Computing system <NUM> can include electronic devices <NUM>, and <NUM>, and access points <NUM>. An electronic device <NUM>, <NUM> and access point <NUM> are generally remote from each other. The relationship of the electronic device <NUM>, <NUM>, and access point <NUM> arises by virtue of computer programs running on the respective computers and having an electronic device-electronic device or electronic device-access point relationship to each other. Computer system <NUM> can be, for example, and without limitation, a touchscreen device, a desktop computer, laptop computer, or tablet computer. Computer system <NUM> can also be embedded in another device, for example, and without limitation, a mobile telephone, a personal digital assistant (PDA), a mobile audio player, a Global Positioning System (GPS) receiver, a video game console, and/or a television set top box.

The term "machine-readable storage medium" or "computer readable medium" as used herein refers to any medium or media that participates in providing instructions to processor <NUM> for execution. Such a medium may take many forms, including, but not limited to, non-volatile media, volatile media, and transmission media. Non-volatile media include, for example, optical or magnetic disks, such as data storage device <NUM>. Volatile media include dynamic memory, such as memory <NUM>. Transmission media include coaxial cables, copper wire, and fiber optics, including the wires that comprise bus <NUM>. Common forms of machine-readable media include, for example, floppy disk, a flexible disk, hard disk, magnetic tape, any other magnetic medium, a CD-ROM, DVD, any other optical medium, punch cards, paper tape, any other physical medium with patterns of holes, a RAM, a PROM, an EPROM, a FLASH EPROM, any other memory chip or cartridge, or any other medium from which a computer can read. The machine-readable storage medium can be a machine-readable storage device, a machine-readable storage substrate, a memory device, a composition of matter effecting a machine-readable propagated signal, or a combination of one or more of them.

While this specification contains many specifics, these should not be construed as limitations on the scope of what may be claimed, but rather as descriptions of particular implementations of the subject matter.
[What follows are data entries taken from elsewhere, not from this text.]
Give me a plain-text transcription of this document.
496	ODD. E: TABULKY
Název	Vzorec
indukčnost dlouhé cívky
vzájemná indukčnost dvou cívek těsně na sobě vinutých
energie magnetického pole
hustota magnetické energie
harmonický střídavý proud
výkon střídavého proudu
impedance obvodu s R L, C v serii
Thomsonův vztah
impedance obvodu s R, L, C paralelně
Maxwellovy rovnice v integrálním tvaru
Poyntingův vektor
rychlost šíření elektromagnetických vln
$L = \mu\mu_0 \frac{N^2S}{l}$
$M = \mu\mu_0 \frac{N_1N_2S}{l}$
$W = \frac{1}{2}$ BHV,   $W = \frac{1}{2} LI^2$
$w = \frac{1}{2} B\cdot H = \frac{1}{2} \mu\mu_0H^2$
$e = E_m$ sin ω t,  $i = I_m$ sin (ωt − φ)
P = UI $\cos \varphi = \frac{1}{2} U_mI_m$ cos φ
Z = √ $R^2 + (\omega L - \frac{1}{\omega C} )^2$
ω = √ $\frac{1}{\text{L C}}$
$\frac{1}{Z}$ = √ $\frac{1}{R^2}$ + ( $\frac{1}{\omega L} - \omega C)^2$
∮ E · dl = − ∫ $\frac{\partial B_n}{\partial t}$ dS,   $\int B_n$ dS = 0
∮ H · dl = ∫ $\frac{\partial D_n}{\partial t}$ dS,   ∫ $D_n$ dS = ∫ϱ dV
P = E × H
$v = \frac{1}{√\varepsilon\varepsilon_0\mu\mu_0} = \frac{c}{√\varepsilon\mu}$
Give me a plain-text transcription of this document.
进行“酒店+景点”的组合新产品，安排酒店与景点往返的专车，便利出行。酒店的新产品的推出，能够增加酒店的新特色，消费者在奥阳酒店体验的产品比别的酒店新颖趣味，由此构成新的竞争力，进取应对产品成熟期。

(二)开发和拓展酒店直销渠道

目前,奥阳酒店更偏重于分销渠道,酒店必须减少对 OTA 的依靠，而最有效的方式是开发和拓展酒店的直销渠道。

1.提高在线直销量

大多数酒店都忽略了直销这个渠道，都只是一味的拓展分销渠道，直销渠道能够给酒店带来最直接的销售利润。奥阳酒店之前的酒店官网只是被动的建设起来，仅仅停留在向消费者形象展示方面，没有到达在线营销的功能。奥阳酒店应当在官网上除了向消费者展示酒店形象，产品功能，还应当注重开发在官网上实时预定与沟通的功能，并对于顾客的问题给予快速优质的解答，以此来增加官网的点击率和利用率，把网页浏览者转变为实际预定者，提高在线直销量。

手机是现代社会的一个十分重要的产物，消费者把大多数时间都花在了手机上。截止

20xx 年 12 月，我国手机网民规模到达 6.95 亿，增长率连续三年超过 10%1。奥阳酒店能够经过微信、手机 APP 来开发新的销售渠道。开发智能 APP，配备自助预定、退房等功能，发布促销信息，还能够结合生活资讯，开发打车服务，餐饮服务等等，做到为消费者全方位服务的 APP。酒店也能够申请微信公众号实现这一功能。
Moreover, the separation of various system components in the aspects described above should not be understood as requiring such separation in all aspects, and it should be understood that the described program components and systems can generally be integrated together in a single software product or packaged into multiple software products.

Claim 1:
A computer-implemented method for managing a power mode of a designated electronic device, the method comprising:
determining, by a mobile electronic device, a geographical location of the mobile electronic device (S2O2);
comparing, by the mobile electronic device, the determined geographical location of the mobile electronic device with a stored location of a designated electronic device, the designated electronic device being in a power-off mode (S2O6); and
repeatedly sending, by the mobile electronic device, a wake-up signal to the designated electronic device, for a designated period of time, if the determined geographical location of the mobile electronic device is within a proximity threshold of the designated electronic device (S2O8), wherein the wake-up signal is configured to cause the designated electronic device to enter a power-on mode upon receipt of the wake-up signal;
periodically updating, by the mobile electronic device, the geographical location of the mobile electronic device, wherein the periodically updating continues after the mobile device stops sending the wake-up signal to the designated electronic device; and
resetting the mobile electronic device if a distance between the updated geographical location of the mobile device and the stored location of the designated electronic device exceeds the proximity threshold, wherein resetting the mobile electronic device causes it to enter a reset mode,
wherein another wake-up signal is sent by the reset mobile electronic device to the designated electronic device if, subsequent to entering the reset mode, the reset mobile electronic device is determined to be within a proximity threshold of the designated electronic device.